C. LA QUESTION ALBANAISE TOUJOURS EN SUSPENS : UN FACTEUR DE RISQUES POUR LA STABILITÉ RÉGIONALE
Au-delà de l'ouverture diplomatique qui lui a permis, depuis 1992 de diversifier et de conforter ses relations extérieures, la question internationale majeure pour l'Albanie demeure celle de ses relations avec la Serbie et la Macédoine, liée à la situation des populations albanaises qui y résident. Le nouveau gouvernement albanais manifeste une réelle volonté d'apaisement mais pour autant, la situation politique au Kosovo et en Macédoine reste très incertaine et constitue toujours un facteur de risque important pour la stabilité de la région.
1. La question du Kosovo, source d'antagonisme avec la république fédérale de Yougoslavie et principal foyer de tension régionale
Relativement limités au Monténégro, qui
compte dans sa population 200 000 Albanais, mais qui se trouve lui aussi
confronté à des relations difficiles avec la Serbie, son
partenaire dans la république fédérale de Yougoslavie, les
problèmes liés au statut politique et à la situation des
populations albanaises sont beaucoup plus aigus dans la région du
Kosovo, intégrée à la Serbie.
Situé dans la partie méridionale de la Serbie, le Kosovo compte
environ 2 millions d'habitants, dont
1 800 000 Albanais
, soit
90% de
la population
. En dépit de cette réalité
démographique, la Serbie considère le Kosovo comme l'un de ses
territoires historiques, le coeur de la Serbie médiévale
vidé de sa population slave lors de l'invasion ottomane. Les Albanais du
Kosovo aspirent pour leur part à l'indépendance et ont
proclamé en 1990 leur République avec pour Président M.
Ibrahim Rugova. Les autorités de Belgrade sont jusqu'à
présent restées intransigeantes sur les revendications
autonomistes et, depuis l'instauration de l'état d'exception en 1989,
maintiennent au Kosovo un dispositif policier important qui mène une
forte action répressive.
La question du Kosovo occupe une place centrale dans
l'antagonisme
historique qui oppose Albanais et Serbes
. Toutefois, vos rapporteurs ont eu
le sentiment que le thème de la " Grande Albanie " ethnique
n'apparaissait guère dans la vie politique albanaise, même s'il
est clair que l'ensemble des formations politiques conteste l'attitude du
gouvernement serbe et soutient les aspirations des Albanais du Kosovo.
Le nouveau gouvernement albanais adopte sur ce dossier un ton beaucoup plus
modéré que son prédécesseur afin de ne pas attiser
les tensions et il préconise le dialogue et la recherche d'une solution
négociée.
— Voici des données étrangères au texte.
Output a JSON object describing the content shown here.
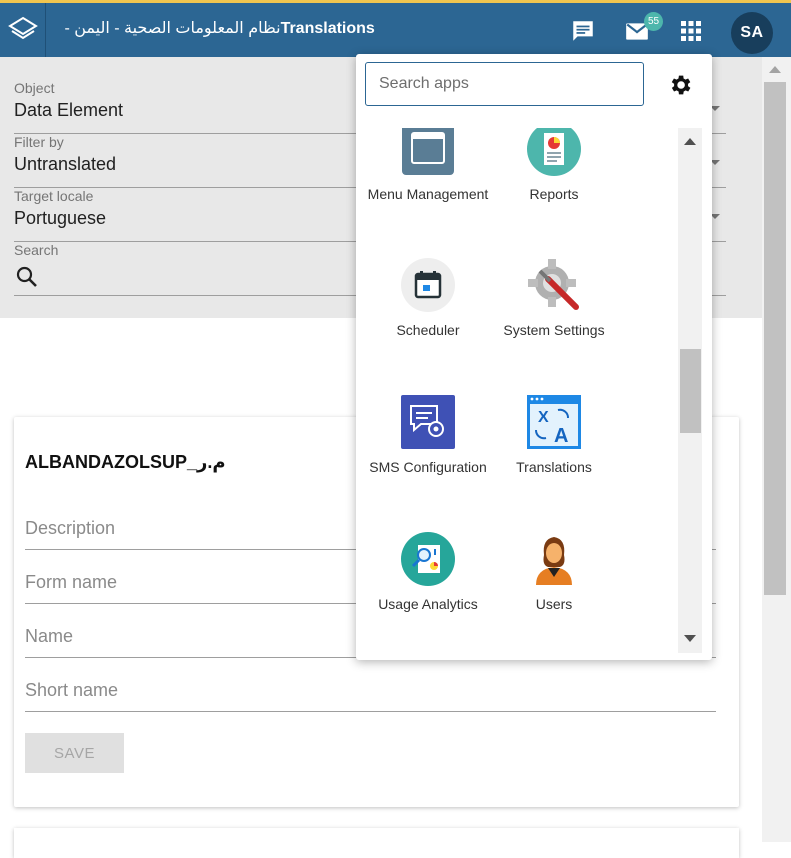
{
  "header": {
    "title_arabic": "نظام المعلومات الصحية - اليمن - ",
    "title_app": "Translations",
    "messages_icon": "chat-bubble-icon",
    "mail_icon": "mail-icon",
    "mail_count": "55",
    "apps_icon": "apps-grid-icon",
    "user_initials": "SA",
    "colors": {
      "bar": "#2c6693",
      "accent": "#f0c54f",
      "badge": "#4db6ac",
      "avatar": "#183e5c"
    }
  },
  "filters": {
    "object": {
      "label": "Object",
      "value": "Data Element"
    },
    "filter_by": {
      "label": "Filter by",
      "value": "Untranslated"
    },
    "target_locale": {
      "label": "Target locale",
      "value": "Portuguese"
    },
    "search": {
      "label": "Search",
      "icon": "search-icon"
    }
  },
  "card": {
    "title": "ALBANDAZOLSUP_م.ر",
    "fields": {
      "description": "Description",
      "form_name": "Form name",
      "name": "Name",
      "short_name": "Short name"
    },
    "save_label": "SAVE"
  },
  "apps_menu": {
    "search_placeholder": "Search apps",
    "settings_icon": "gear-icon",
    "apps": [
      {
        "label": "Menu Management",
        "icon": "window-icon"
      },
      {
        "label": "Reports",
        "icon": "report-chart-icon"
      },
      {
        "label": "Scheduler",
        "icon": "calendar-icon"
      },
      {
        "label": "System Settings",
        "icon": "settings-wrench-icon"
      },
      {
        "label": "SMS Configuration",
        "icon": "sms-gear-icon"
      },
      {
        "label": "Translations",
        "icon": "translate-icon"
      },
      {
        "label": "Usage Analytics",
        "icon": "analytics-icon"
      },
      {
        "label": "Users",
        "icon": "user-icon"
      }
    ]
  }
}
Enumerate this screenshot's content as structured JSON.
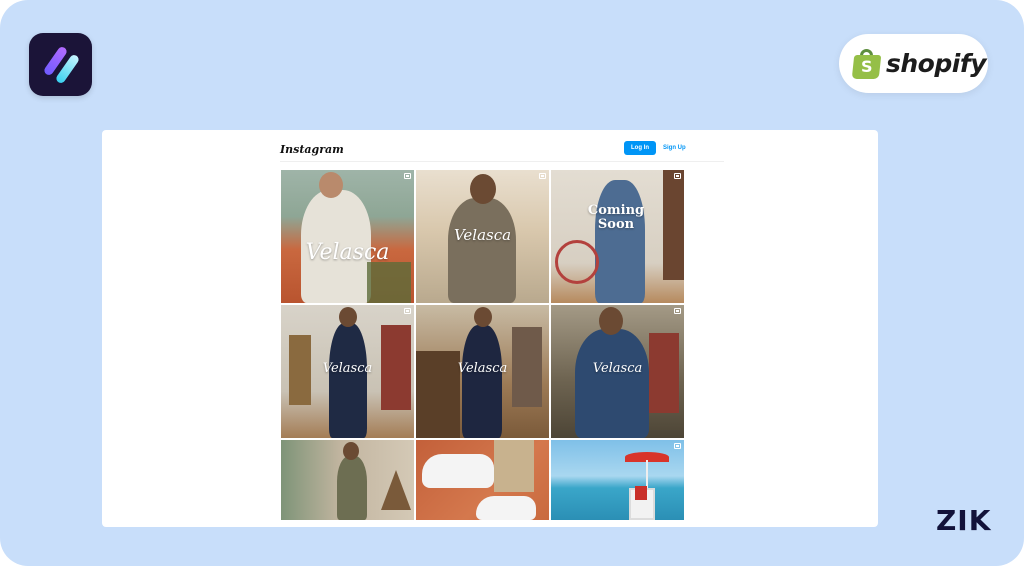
{
  "app": {
    "name": "Instagram",
    "login_label": "Log In",
    "signup_label": "Sign Up"
  },
  "branding": {
    "shopify_word": "shopify",
    "shopify_bag_letter": "S",
    "zik_word": "ZIK"
  },
  "posts": [
    {
      "overlay": "Velasca",
      "badge": true
    },
    {
      "overlay": "Velasca",
      "badge": true
    },
    {
      "overlay": "Coming Soon",
      "badge": true
    },
    {
      "overlay": "Velasca",
      "badge": true
    },
    {
      "overlay": "Velasca",
      "badge": false
    },
    {
      "overlay": "Velasca",
      "badge": true
    },
    {
      "overlay": "",
      "badge": false
    },
    {
      "overlay": "",
      "badge": false
    },
    {
      "overlay": "",
      "badge": true
    }
  ],
  "colors": {
    "background": "#c8defa",
    "instagram_blue": "#0095f6",
    "shopify_green": "#95bf47",
    "app_logo_bg": "#1b1438",
    "zik_text": "#12123a"
  }
}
La volonté de nouer des relations moins
passionnelles avec Belgrade s'est illustrée de manière
spectaculaire lors du dernier sommet balkanique qui se déroulait en
Crête au début du mois de novembre 1997 et au cours duquel
le
premier ministre albanais, M. Fatos Nano, a rencontré M. Milosevic
.
Ce geste sans précédent dans l'histoire récente des
relations entre les deux pays n'a pas valu à M. Nano que des soutiens
à Tirana et surtout au Kosovo, mais il témoigne du souhait de
Tirana d'obtenir des avancées concrètes, par exemple sur la
question de l'enseignement par la mise en oeuvre des accords Rugova-Milosevic.
En dépit de la modération des nouveaux dirigeants albanais, on ne
constate malheureusement
aucun signe d'apaisement de la situation au
Kosovo
. Les autorités de Belgrade, sans doute confortées par
l'affaiblissement actuel de l'Albanie sur la scène régionale,
demeurent inflexibles alors que les populations albanaises, et en premier lieu
les étudiants, continuent de manifester contre la politique de la
Serbie. On ne peut écarter
le risque d'une radicalisation de certains
mouvements albanais du Kosovo
, tout en soulignant qu'un nombre important
d'armes volées dans les dépôts militaires d'Albanie l'hiver
dernier ayant vraisemblablement franchi la frontière, les
conséquences d'une telle évolution seraient très graves
pour la stabilité régionale.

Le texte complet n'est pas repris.